36. HOLY FUCK - Holy Fuck LP (Young Turks)

No vocals here. Nope none at all. Can you cope? I thought I couldn't with my short attention span but here we are, Holy Fuck have made the top 40. When I first clapped eyes on the filthy beggars, supporting the wonderful Buck 65, they were making such a racket out of just toy instruments and old record players. I thought it was a gimmick, this album proves otherwise. Accomplished and tight yet loosely experimental, much more exciting than the rest of the electronic fodder we got this year from insufferable bores like Simian Mobile Disco and Justice.
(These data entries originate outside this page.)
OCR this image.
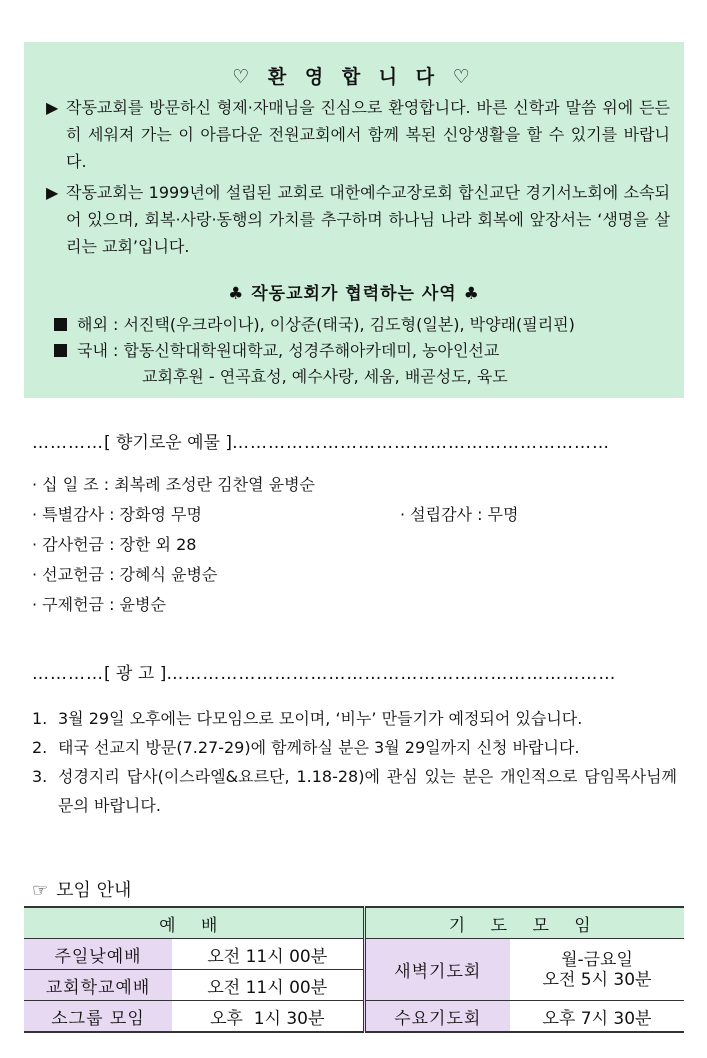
♡ 환 영 합 니 다 ♡
▶ 작동교회를 방문하신 형제·자매님을 진심으로 환영합니다. 바른 신학과 말씀 위에 든든히 세워져 가는 이 아름다운 전원교회에서 함께 복된 신앙생활을 할 수 있기를 바랍니다.
▶ 작동교회는 1999년에 설립된 교회로 대한예수교장로회 합신교단 경기서노회에 소속되어 있으며, 회복·사랑·동행의 가치를 추구하며 하나님 나라 회복에 앞장서는 ‘생명을 살리는 교회’입니다.
♣ 작동교회가 협력하는 사역 ♣
해외 : 서진택(우크라이나), 이상준(태국), 김도형(일본), 박양래(필리핀)
국내 : 합동신학대학원대학교, 성경주해아카데미, 농아인선교
교회후원 - 연곡효성, 예수사랑, 세움, 배곧성도, 육도
…………[ 향기로운 예물 ]………………………………………………………
· 십 일 조 : 최복례 조성란 김찬열 윤병순
· 특별감사 : 장화영 무명	· 설립감사 : 무명
· 감사헌금 : 장한 외 28
· 선교헌금 : 강혜식 윤병순
· 구제헌금 : 윤병순
…………[ 광 고 ]…………………………………………………………………
1. 3월 29일 오후에는 다모임으로 모이며, ‘비누’ 만들기가 예정되어 있습니다.
2. 태국 선교지 방문(7.27-29)에 함께하실 분은 3월 29일까지 신청 바랍니다.
3. 성경지리 답사(이스라엘&요르단, 1.18-28)에 관심 있는 분은 개인적으로 담임목사님께 문의 바랍니다.
☞ 모임 안내
예 배		기 도 모 임	
주일낮예배	오전 11시 00분	새벽기도회	월-금요일
오전 5시 30분

교회학교예배	오전 11시 00분		
소그룹 모임	오후  1시 30분	수요기도회	오후 7시 30분
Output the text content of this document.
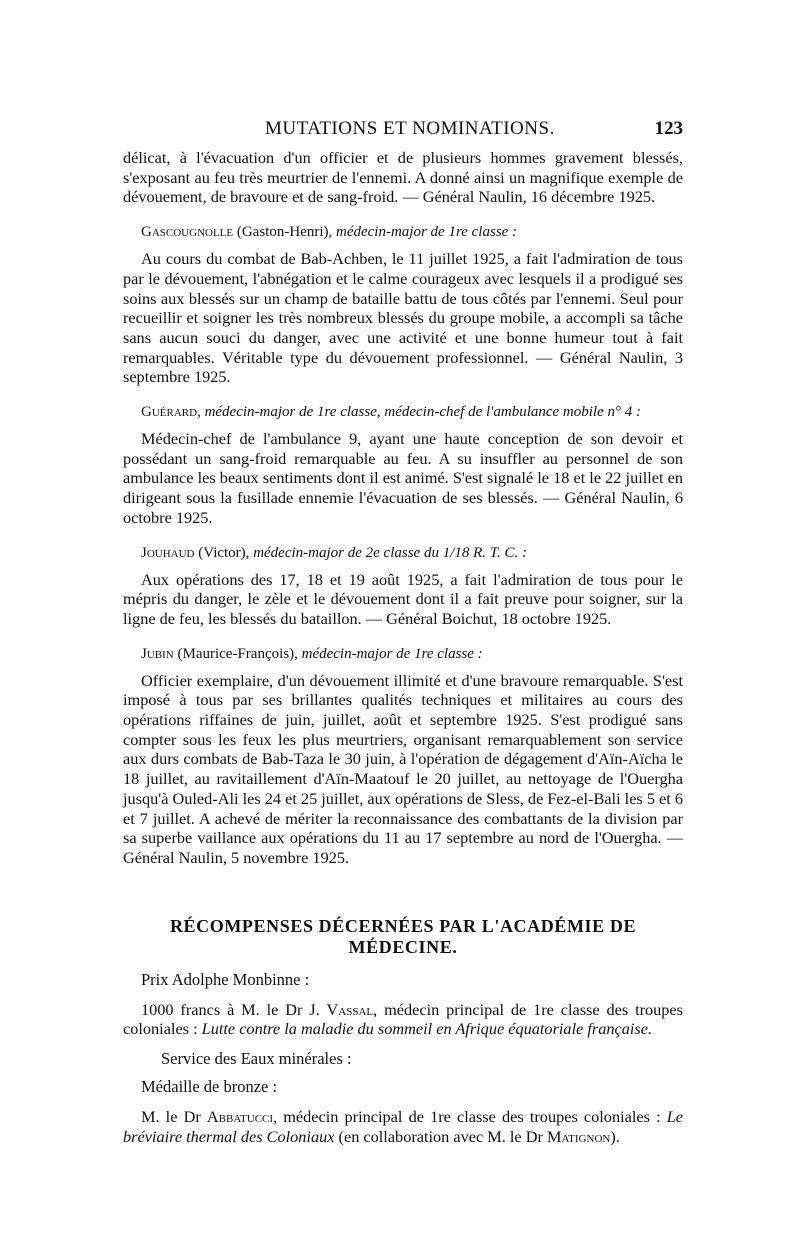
MUTATIONS ET NOMINATIONS.	123

délicat, à l'évacuation d'un officier et de plusieurs hommes gravement blessés, s'exposant au feu très meurtrier de l'ennemi. A donné ainsi un magnifique exemple de dévouement, de bravoure et de sang-froid. — Général Naulin, 16 décembre 1925.

Gascougnolle (Gaston-Henri), médecin-major de 1re classe :

Au cours du combat de Bab-Achben, le 11 juillet 1925, a fait l'admiration de tous par le dévouement, l'abnégation et le calme courageux avec lesquels il a prodigué ses soins aux blessés sur un champ de bataille battu de tous côtés par l'ennemi. Seul pour recueillir et soigner les très nombreux blessés du groupe mobile, a accompli sa tâche sans aucun souci du danger, avec une activité et une bonne humeur tout à fait remarquables. Véritable type du dévouement professionnel. — Général Naulin, 3 septembre 1925.

Guérard, médecin-major de 1re classe, médecin-chef de l'ambulance mobile n° 4 :

Médecin-chef de l'ambulance 9, ayant une haute conception de son devoir et possédant un sang-froid remarquable au feu. A su insuffler au personnel de son ambulance les beaux sentiments dont il est animé. S'est signalé le 18 et le 22 juillet en dirigeant sous la fusillade ennemie l'évacuation de ses blessés. — Général Naulin, 6 octobre 1925.

Jouhaud (Victor), médecin-major de 2e classe du 1/18 R. T. C. :

Aux opérations des 17, 18 et 19 août 1925, a fait l'admiration de tous pour le mépris du danger, le zèle et le dévouement dont il a fait preuve pour soigner, sur la ligne de feu, les blessés du bataillon. — Général Boichut, 18 octobre 1925.

Jubin (Maurice-François), médecin-major de 1re classe :

Officier exemplaire, d'un dévouement illimité et d'une bravoure remarquable. S'est imposé à tous par ses brillantes qualités techniques et militaires au cours des opérations riffaines de juin, juillet, août et septembre 1925. S'est prodigué sans compter sous les feux les plus meurtriers, organisant remarquablement son service aux durs combats de Bab-Taza le 30 juin, à l'opération de dégagement d'Aïn-Aïcha le 18 juillet, au ravitaillement d'Aïn-Maatouf le 20 juillet, au nettoyage de l'Ouergha jusqu'à Ouled-Ali les 24 et 25 juillet, aux opérations de Sless, de Fez-el-Bali les 5 et 6 et 7 juillet. A achevé de mériter la reconnaissance des combattants de la division par sa superbe vaillance aux opérations du 11 au 17 septembre au nord de l'Ouergha. — Général Naulin, 5 novembre 1925.

RÉCOMPENSES DÉCERNÉES PAR L'ACADÉMIE DE MÉDECINE.

Prix Adolphe Monbinne :

1000 francs à M. le Dr J. Vassal, médecin principal de 1re classe des troupes coloniales : Lutte contre la maladie du sommeil en Afrique équatoriale française.

Service des Eaux minérales :

Médaille de bronze :

M. le Dr Abbatucci, médecin principal de 1re classe des troupes coloniales : Le bréviaire thermal des Coloniaux (en collaboration avec M. le Dr Matignon).
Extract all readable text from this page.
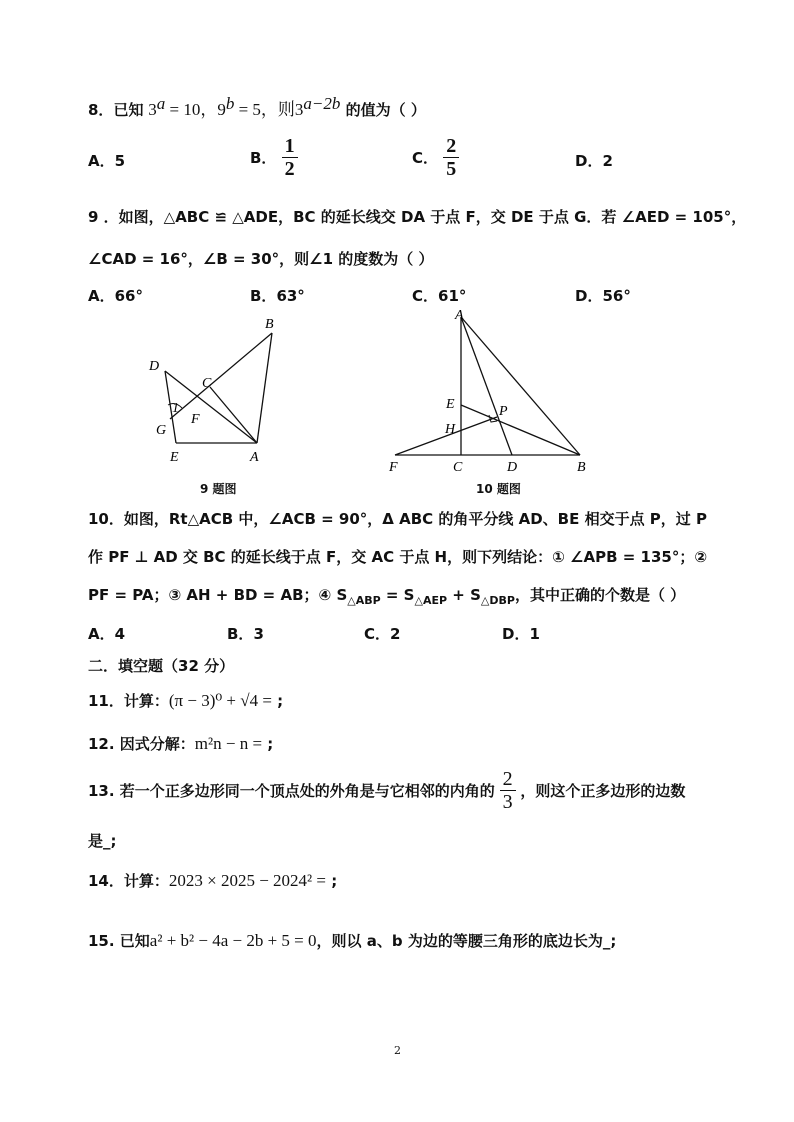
8．已知 $3^a = 10$，$9^b = 5$，则$3^{a-2b}$ 的值为（ ）
A．5	B． $\frac{1}{2}$	C． $\frac{2}{5}$	D．2
9 ．如图，△ABC ≌ △ADE，BC 的延长线交 DA 于点 F，交 DE 于点 G．若 ∠AED = 105°，
∠CAD = 16°，∠B = 30°，则∠1 的度数为（ ）
A．66°	B．63°	C．61°	D．56°
B
D
C
1
F
G
E	A
9 题图
A
E	P
H
F	C	D	B
10 题图
10．如图，Rt△ACB 中，∠ACB = 90°，Δ ABC 的角平分线 AD、BE 相交于点 P，过 P
作 PF ⊥ AD 交 BC 的延长线于点 F，交 AC 于点 H，则下列结论：① ∠APB = 135°；②
PF = PA；③ AH + BD = AB；④ $S_{\triangle ABP} = S_{\triangle AEP} + S_{\triangle DBP}$，其中正确的个数是（ ）
A．4	B．3	C．2	D．1
二．填空题（32 分）
11．计算：(π − 3)⁰ + √4 = ;
12. 因式分解：m²n − n = ;
13. 若一个正多边形同一个顶点处的外角是与它相邻的内角的 $\frac{2}{3}$ ，则这个正多边形的边数
是_;
14．计算：2023 × 2025 − 2024² = ;
15. 已知a² + b² − 4a − 2b + 5 = 0，则以 a、b 为边的等腰三角形的底边长为_;
2
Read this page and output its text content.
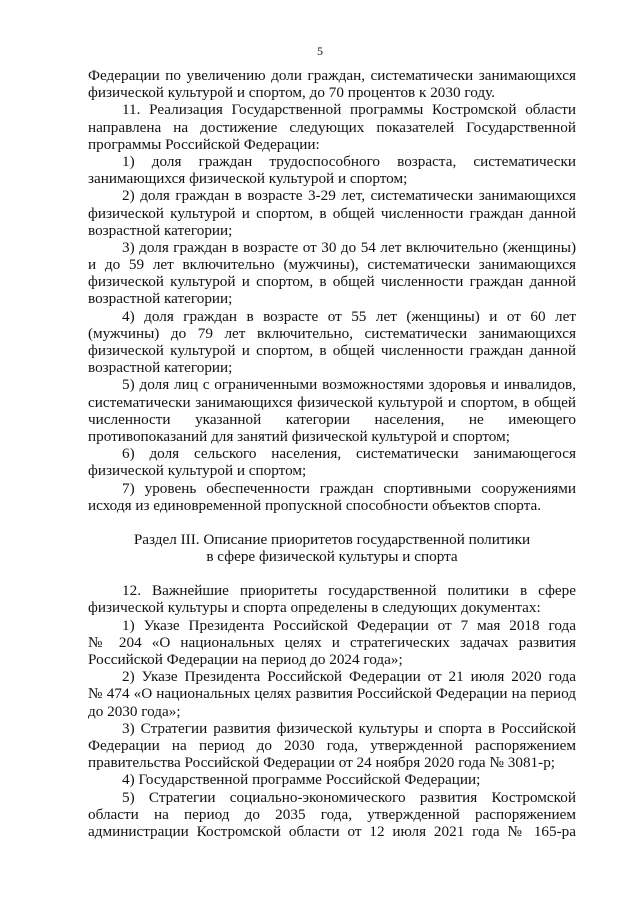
5
Федерации по увеличению доли граждан, систематически занимающихся
физической культурой и спортом, до 70 процентов к 2030 году.
11. Реализация Государственной программы Костромской области
направлена на достижение следующих показателей Государственной
программы Российской Федерации:
1) доля граждан трудоспособного возраста, систематически
занимающихся физической культурой и спортом;
2) доля граждан в возрасте 3-29 лет, систематически занимающихся
физической культурой и спортом, в общей численности граждан данной
возрастной категории;
3) доля граждан в возрасте от 30 до 54 лет включительно (женщины)
и до 59 лет включительно (мужчины), систематически занимающихся
физической культурой и спортом, в общей численности граждан данной
возрастной категории;
4) доля граждан в возрасте от 55 лет (женщины) и от 60 лет
(мужчины) до 79 лет включительно, систематически занимающихся
физической культурой и спортом, в общей численности граждан данной
возрастной категории;
5) доля лиц с ограниченными возможностями здоровья и инвалидов,
систематически занимающихся физической культурой и спортом, в общей
численности указанной категории населения, не имеющего
противопоказаний для занятий физической культурой и спортом;
6) доля сельского населения, систематически занимающегося
физической культурой и спортом;
7) уровень обеспеченности граждан спортивными сооружениями
исходя из единовременной пропускной способности объектов спорта.
Раздел III. Описание приоритетов государственной политики
в сфере физической культуры и спорта
12. Важнейшие приоритеты государственной политики в сфере
физической культуры и спорта определены в следующих документах:
1) Указе Президента Российской Федерации от 7 мая 2018 года
№ 204 «О национальных целях и стратегических задачах развития
Российской Федерации на период до 2024 года»;
2) Указе Президента Российской Федерации от 21 июля 2020 года
№ 474 «О национальных целях развития Российской Федерации на период
до 2030 года»;
3) Стратегии развития физической культуры и спорта в Российской
Федерации на период до 2030 года, утвержденной распоряжением
правительства Российской Федерации от 24 ноября 2020 года № 3081-р;
4) Государственной программе Российской Федерации;
5) Стратегии социально-экономического развития Костромской
области на период до 2035 года, утвержденной распоряжением
администрации Костромской области от 12 июля 2021 года № 165-ра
A cracking record.



37. BLOC PARTY - A Weekend In The City (V2)

When I first heard this record I was horrified. After the wonderful Silent Alarm and its abrasive yet beautiful soundscapes this seemed, to be rude, a bit wimpy. As the year has progressed however I've begun to appreciate this record for what it is, a wonderfully naive and honest dissection of modern life. With anger replaced by fear, anti American statements replaced with watching kids playing football in the park with your partner. I think Kele is in love.



38. THE LODGER - Grown-Ups (Angular)

The best of the post c86 bunch. They play songs that you think you've heard before, great lost pop songs that somehow ended up in 2007 inside the mind of a rather unassuming man from Yorkshire. Grown-Ups is like all the best bits of The Wedding Present shot through with grit and cheap ale. An album of sharp, concise and very pretty little ditties.



39. BAT FOR LASHES - Fur And Gold (Caroline)

A wonderful, adventurous debut. Full of so much space, the drums echo as if recorded in a giant cave that stretches out to infinity and the vocals just glide over, flighty yet strong. Simple and to the point, this album tells you everything you need to know about young Natasha Khan in one record. This could be a curse or an indicator of just how great a debut this really is, we'll have to wait and see.



40. BAND OF HORSES - Cease To Begin (Sub Pop)

A solid record, one of those albums where every song could realistically be a single. It's full of winter blues, crisp fuzz-free guitars and an overwhelming sense of loss. A huge development from their 2006 effort Everything All The Time, and you feel there is much more to come, something beautiful rather than consistent.

1 comment:

Carl said...

Hi Richard,

Liked the beginnings of this list..... good to see von sudenfed in there. Couldn't find the 34 to 1countdown... am I just being stupid?

Anyway, How's the list for 2008 shaping up? I have a contender for you anyway. Dieter Schöön's album Lablaza. It's being given a release this year outside of Sweden which is where Dieter is from. I am totally overwhelmed by it and thought you might enjoy it too.

Here's the link to his myspace:

www.myspace.com/dieterschoon

& let me know if you want a copy of the album.